Don McLean’s magnum opus (best work), “American Pie”, was written and performed in 1971, thereafter becoming the No. 1 U. S. hit and staying in that position for four weeks during 1972. When asked, years later, what “American Pie” means, McLean responded that it “means I never have to work again.” The song’s lyrics bring out McLean’s life story through the idealized 50’s and on to bleaker 60’s – and two deaths; Buddy Holly’s (1959) and America’s innocence (JFK assassination in 1963). Several deaths, more accurately, because Richie Valens and The Big Bopper died along with Holly, and John Kennedy’s brother Bobby was assassinated in 1968, as was Martin Luther King that same year. With the overhang of Viet Nam and the college campus unrest, even the glorious Apollo 14 moon landing in February of 1971 failed to lift America’s, or McLean’s, spirits.
“American Pie” contains lyrics that are dissected even to this day; lyrics such as “I can’t remember if I cried, when I read about his widowed bride, but something touched me deep inside, the day the music died”. He’s referring to, of course, Buddy Holly’s death on February 3rd, 1959, in a plane crash in Iowa. And that also accounts for the lyrics “but February made me shiver” in the first verse. Analysts are less certain, however, of what McLean meant by “the three men I admire most; the Father, Son, and the Holy Ghost”. The three performers that perished on that plane? JFK, Bobby, and MLK?

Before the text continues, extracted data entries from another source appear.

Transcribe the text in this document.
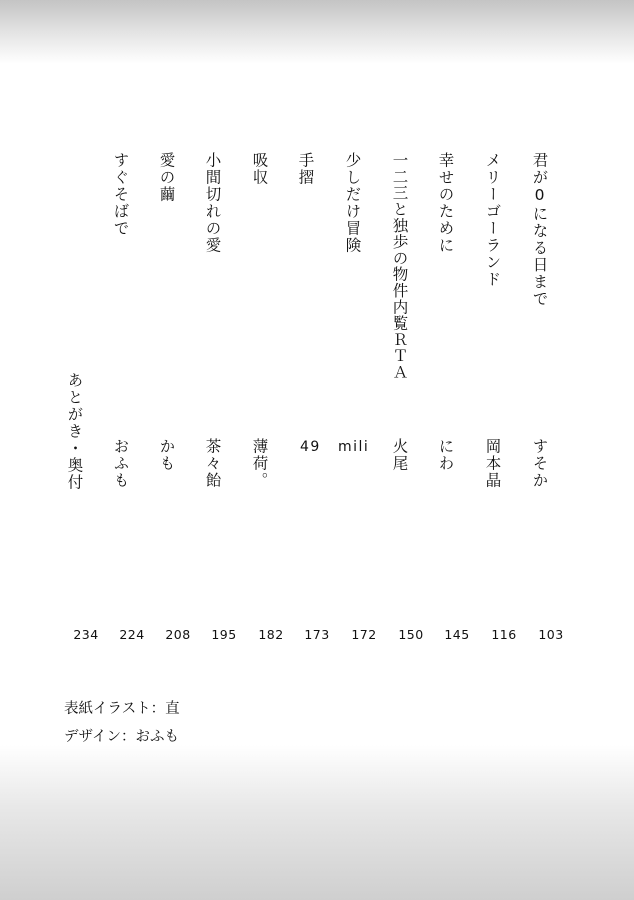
君が0になる日まで
すそか
103
メリーゴーランド
岡本晶
116
幸せのために
にわ
145
一二三と独歩の物件内覧ＲＴＡ
火尾
150
少しだけ冒険
mili
172
手摺
49
173
吸収
薄荷。
182
小間切れの愛
茶々飴
195
愛の繭
かも
208
すぐそばで
おふも
224
あとがき・奥付
234
表紙イラスト：直
デザイン：おふも
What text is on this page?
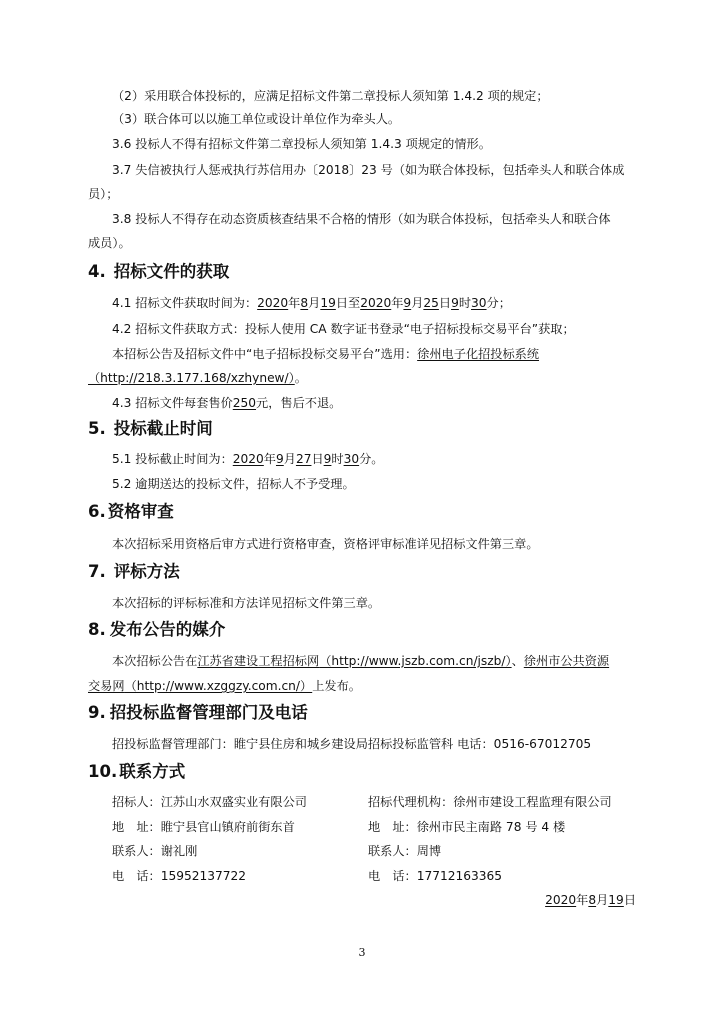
（2）采用联合体投标的，应满足招标文件第二章投标人须知第 1.4.2 项的规定；
（3）联合体可以以施工单位或设计单位作为牵头人。
3.6 投标人不得有招标文件第二章投标人须知第 1.4.3 项规定的情形。
3.7 失信被执行人惩戒执行苏信用办〔2018〕23 号（如为联合体投标，包括牵头人和联合体成
员）；
3.8 投标人不得存在动态资质核查结果不合格的情形（如为联合体投标，包括牵头人和联合体
成员）。
4. 招标文件的获取
4.1 招标文件获取时间为：2020年8月19日至2020年9月25日9时30分；
4.2 招标文件获取方式：投标人使用 CA 数字证书登录“电子招标投标交易平台”获取；
本招标公告及招标文件中“电子招标投标交易平台”选用：徐州电子化招投标系统
（http://218.3.177.168/xzhynew/）。
4.3 招标文件每套售价250元，售后不退。
5. 投标截止时间
5.1 投标截止时间为：2020年9月27日9时30分。
5.2 逾期送达的投标文件，招标人不予受理。
6. 资格审查
本次招标采用资格后审方式进行资格审查，资格评审标准详见招标文件第三章。
7. 评标方法
本次招标的评标标准和方法详见招标文件第三章。
8. 发布公告的媒介
本次招标公告在江苏省建设工程招标网（http://www.jszb.com.cn/jszb/）、徐州市公共资源
交易网（http://www.xzggzy.com.cn/）上发布。
9. 招投标监督管理部门及电话
招投标监督管理部门：睢宁县住房和城乡建设局招标投标监管科 电话：0516-67012705
10. 联系方式
招标人：江苏山水双盛实业有限公司	招标代理机构：徐州市建设工程监理有限公司
地　址：睢宁县官山镇府前街东首	地　址：徐州市民主南路 78 号 4 楼
联系人：谢礼刚	联系人：周博
电　话：15952137722	电　话：17712163365
2020年8月19日
3
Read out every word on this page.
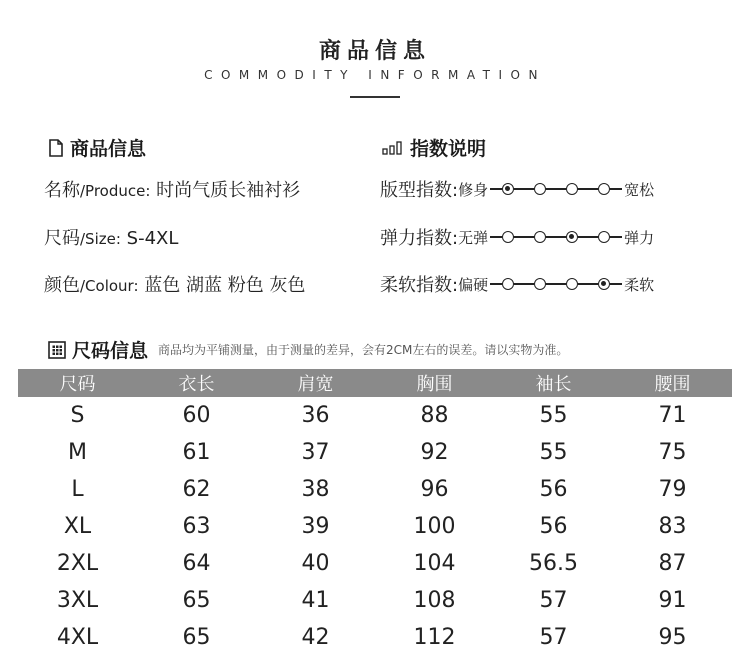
商品信息
COMMODITY INFORMATION
商品信息	指数说明
名称/Produce: 时尚气质长袖衬衫
尺码/Size: S-4XL
颜色/Colour: 蓝色 湖蓝 粉色 灰色
版型指数: 修身	宽松
弹力指数: 无弹	弹力
柔软指数: 偏硬	柔软
尺码信息 商品均为平铺测量，由于测量的差异，会有2CM左右的误差。请以实物为准。
尺码	衣长	肩宽	胸围	袖长	腰围
S	60	36	88	55	71
M	61	37	92	55	75
L	62	38	96	56	79
XL	63	39	100	56	83
2XL	64	40	104	56.5	87
3XL	65	41	108	57	91
4XL	65	42	112	57	95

One thing is certain, though, and it’s that “Drove my Chevy to the levee” is in every chorus, and that the levee (in the song) was dry in every instance. I was in Florida last week driving a 2013 Chevy (Malibu Eco) to the levee; several levees, in fact. They sure weren’t dry, as the Miami area received ten inches of rain in the two days I was driving around with my latest test car. Earthen levees protect Broward and Dade counties in South Florida from waters that come out of Lake Okeechobee in Central Florida, the seventh largest freshwater lake in America that serves as the headwaters to the Everglades. Approximately 1.5 billion gallons of fresh water ooze out of southwest Florida into the ocean each day – wouldn’t that be nice to have in Weld County?
I didn’t just drive the Chevy to the levee last week; I also attended two Marlins/Rockies games and drove the car to Everglades City on the Gulf of Mexico. The Chevy Malibu Eco proved to be quality transportation, and is the only 2013 Malibu currently for sale. Two more powerful four cylinder Malibu’s will be available in a few months, one with a turbocharger. The Eco is electrically assisted, with a 15 kilowatt motor-generator providing the assist. One might call it a “hybrid hybrid”, because the car cannot get by on electric power alone. Transition from electric power to gasoline (2.4 liter L4, 182hp with a six speed automatic) is not as smooth as a Chevy Volt, but this car is bigger than a Volt and much less expensive. Mine was metallic black with black leather interior and listed for $28,632.00, as equipped. Pretty much all luxury options were present, with the exception of navigation system (it has OnStar, though) and a moon roof.
Wheelbase is shorter than last year’s Malibu at 107.8”, but length is about the same at 191.5”. Mileage estimates are 25city/37highway, and the tank holds 15.8 gallons. The trunk is a battery-restricted 14.3 cu. ft., but I had no particular problems with my luggage. Ride and handling are suitable.
I had no quibbles with the styling of the 2008/2012 Chevy Malibu (I own one), but do not think this 2013 model suffered a setback in this department. It is a beautiful mid-size automobile, and provided a nice ride to the levee, even though the levee was very wet. The Marlins rained on the Rockies’ parade, as well, winning both contests.